La création de l’ensemble Cairn en 1997 par deux jeunes compositeurs, Jérôme Combier et Michel Petrossian, achevant leurs études au Conservatoire de Paris, est née d’une inquiétude – comment négocier le passage du cocon de l’école à la vie active – et du besoin d’affirmer leur existence en tant qu’artistes en créant une structure qui leur appartienne véritablement. « Nous souhaitions construire un outil pour jouer nos musiques, rassembler des interprètes et écrire de nouvelles partitions pour eux, se rappelle Jérôme Combier.

 

 

 

Les 20 ans de Cairn : Voyage au bout de l’inouï

 

 

 

CAIRN-portrait-annonce-concerts-operas-festival-j-r-me-combier-copyright-cecile-brossardL’aventure a commencé à l’issue d’un concert à la Maison Heinrich-Heine de la Cité universitaire, d’une envie commune des deux compositeurs et de leurs premiers interprètes, sans plan préétabli, sans même penser à un avenir hypothétique. « Jamais, on aurait imaginé durer vingt ans ! » souligne Jérôme Combier, qui continue à mener la barque Cairn saison après saison. Il se remémore les débuts héroïques, où il fallait tout gérer soi-même, l’élaboration des concerts, l’organisation, la publicité, jusqu’à la distribution des tracts (sous la pluie) et au nettoyage de la salle… (illustration : Jérôme Combier © C Brossard)

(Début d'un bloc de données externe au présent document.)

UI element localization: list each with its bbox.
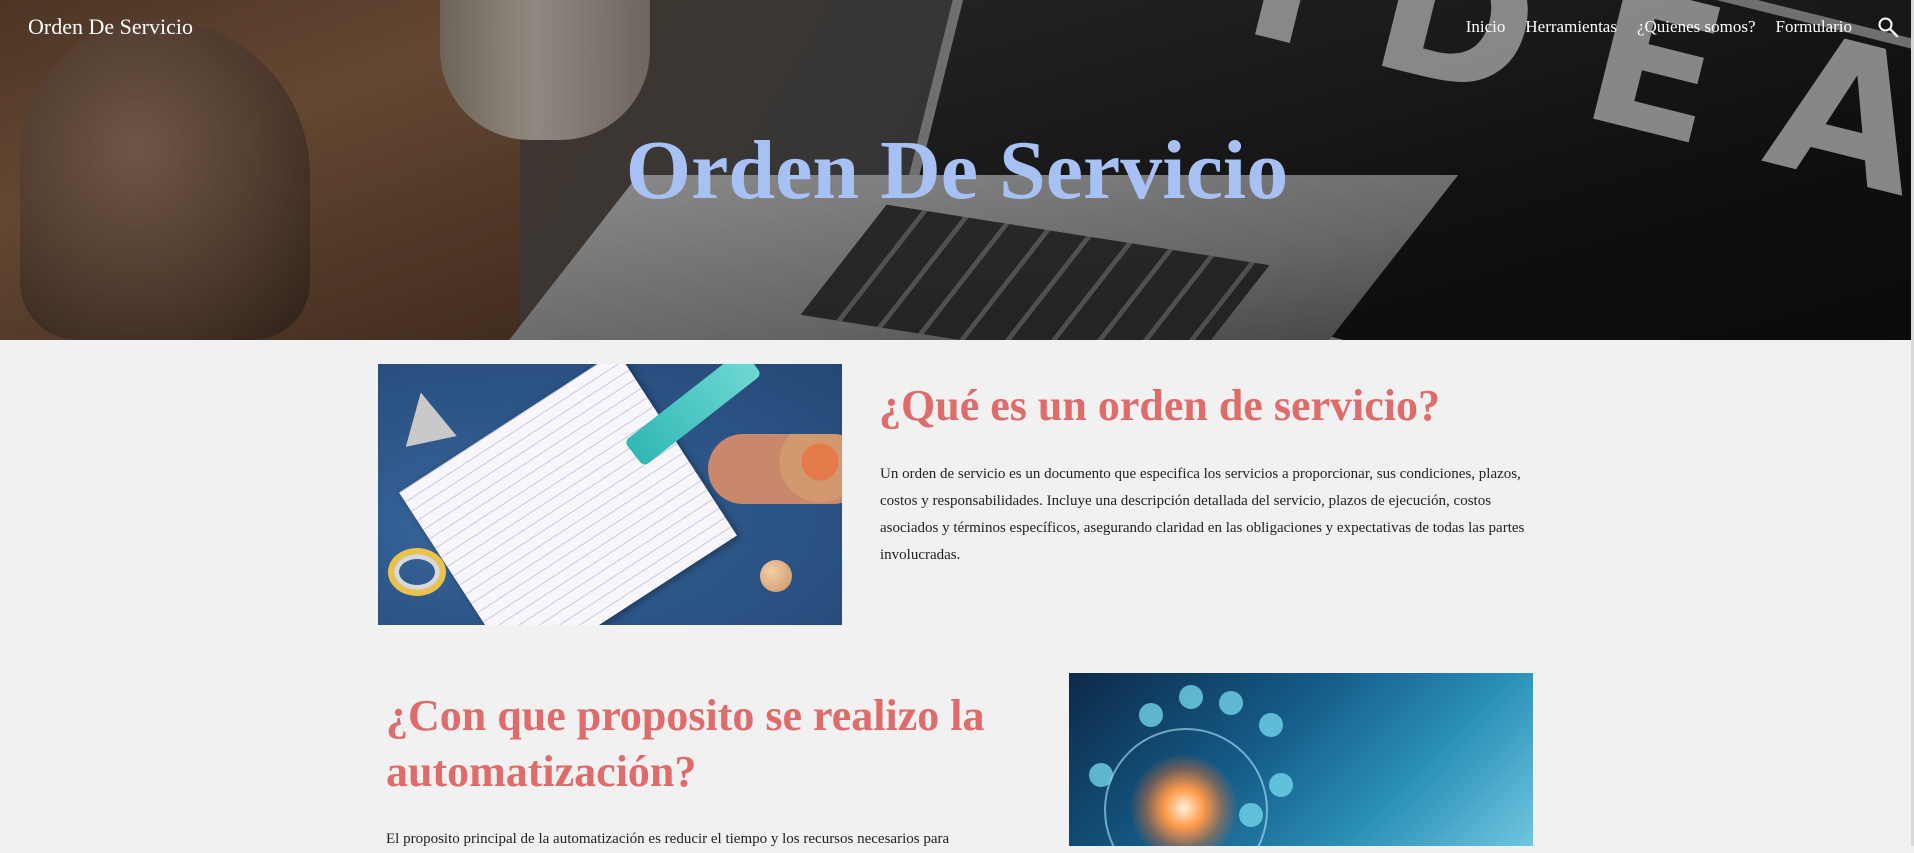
technology-network-image [1069, 673, 1533, 846]
hero-banner: IDEAS Orden De Servicio Inicio Herramien… [0, 0, 1914, 340]
notepad-drawing-image [378, 364, 842, 625]
nav-item-quienes-somos[interactable]: ¿Quienes somos? [1637, 17, 1756, 37]
nav-item-formulario[interactable]: Formulario [1776, 17, 1853, 37]
wooden-ball [760, 560, 792, 592]
search-icon[interactable] [1876, 15, 1900, 39]
section-heading-proposito: ¿Con que proposito se realizo la automat… [386, 691, 985, 796]
nav-item-herramientas[interactable]: Herramientas [1525, 17, 1617, 37]
tech-node [1239, 803, 1263, 827]
tech-node [1219, 691, 1243, 715]
hero-title: Orden De Servicio [625, 124, 1289, 217]
stone-pyramid [395, 387, 457, 447]
tech-node [1269, 773, 1293, 797]
tech-node [1179, 685, 1203, 709]
tattooed-hand [708, 434, 842, 504]
main-nav: Inicio Herramientas ¿Quienes somos? Form… [1466, 17, 1852, 37]
site-title[interactable]: Orden De Servicio [28, 14, 193, 40]
tape-roll [388, 548, 446, 596]
section-body-proposito: El proposito principal de la automatizac… [386, 831, 950, 847]
tech-node [1259, 713, 1283, 737]
section-heading-que-es: ¿Qué es un orden de servicio? [879, 381, 1440, 430]
nav-item-inicio[interactable]: Inicio [1466, 17, 1506, 37]
tech-node [1139, 703, 1163, 727]
section-body-que-es: Un orden de servicio es un documento que… [880, 466, 1525, 563]
tech-node [1089, 763, 1113, 787]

Aux différents pavillons de la Cité universitaire ont succédé les concerts au Théâtre de l’Ile-Saint-Louis, avant de bénéficier de l’accueil et du soutien de l’Atelier du Plateau, partenaire indéboulonnable de Cairn depuis bientôt dix-huit ans. Premiers contrats, premiers concerts véritablement professionnels, puis premier festival, en 2005 : Why Note à Dijon.

Entretemps, l’aventure artistique et humaine a dû peu à peu se structurer pour plus d’efficacité, notamment par l’embauche d’une administratrice, Emmanuelle Sagnier, et adopter un statut associatif afin de pouvoir bénéficier des indispensables subventions. Après avoir été conventionné par la DRAC d’Ile de France, Cairn l’est depuis huit ans par la région Centre-Val de Loire, à l’invitation de François-Xavier Hauville, directeur de la Scène nationale d’Orléans.
Pour Jérôme Combier, « un soutien indispensable pour pouvoir construire des projets dans un territoire jusque-là dépourvu d’’ensembles de musique contemporaine ; un modèle que j’essaye de promouvoir auprès des autorités de tutelle. » Un positionnement régional renforcé par l’attribution en 2005 du label de «  Ensemble à rayonnement national et international ».

Seul à la barre de Cairn après le départ de Michel Petrossian, Jérôme Combier en assure la direction artistique, et Guillaume Bourgogne la direction musicale depuis 2002 des concerts dirigés. En plus d’un nouvel administrateur, Raphaël Bourdier, l’arrivée récente d’une chargée du développement, Perline Feurtey, renforce le dynamisme de l’ensemble.

Côté musiciens, après le recrutement récent d’une accordéoniste, Fanny Vicens, et d’un trompettiste, André Feydy, l’ensemble se compose de onze solistes et a connu peu de changements internes : certains, comme la guitariste Christelle Séry ou la pianiste Caroline Cren, l’altiste Cécile Brossard, font parties de l’équipe de départ. Tous se sentent fortement impliqués dans une aventure qu’ils tiennent à poursuivre, en parallèle de leur carrière individuelle. Une fidélité exemplaire, se félicite Jérôme Combier : « Ils ont tous le sentiment de faire partie d’une aventure importante, d’être embarqués sur un même bateau, sans cet équipage le bateau n’avancerait pas. »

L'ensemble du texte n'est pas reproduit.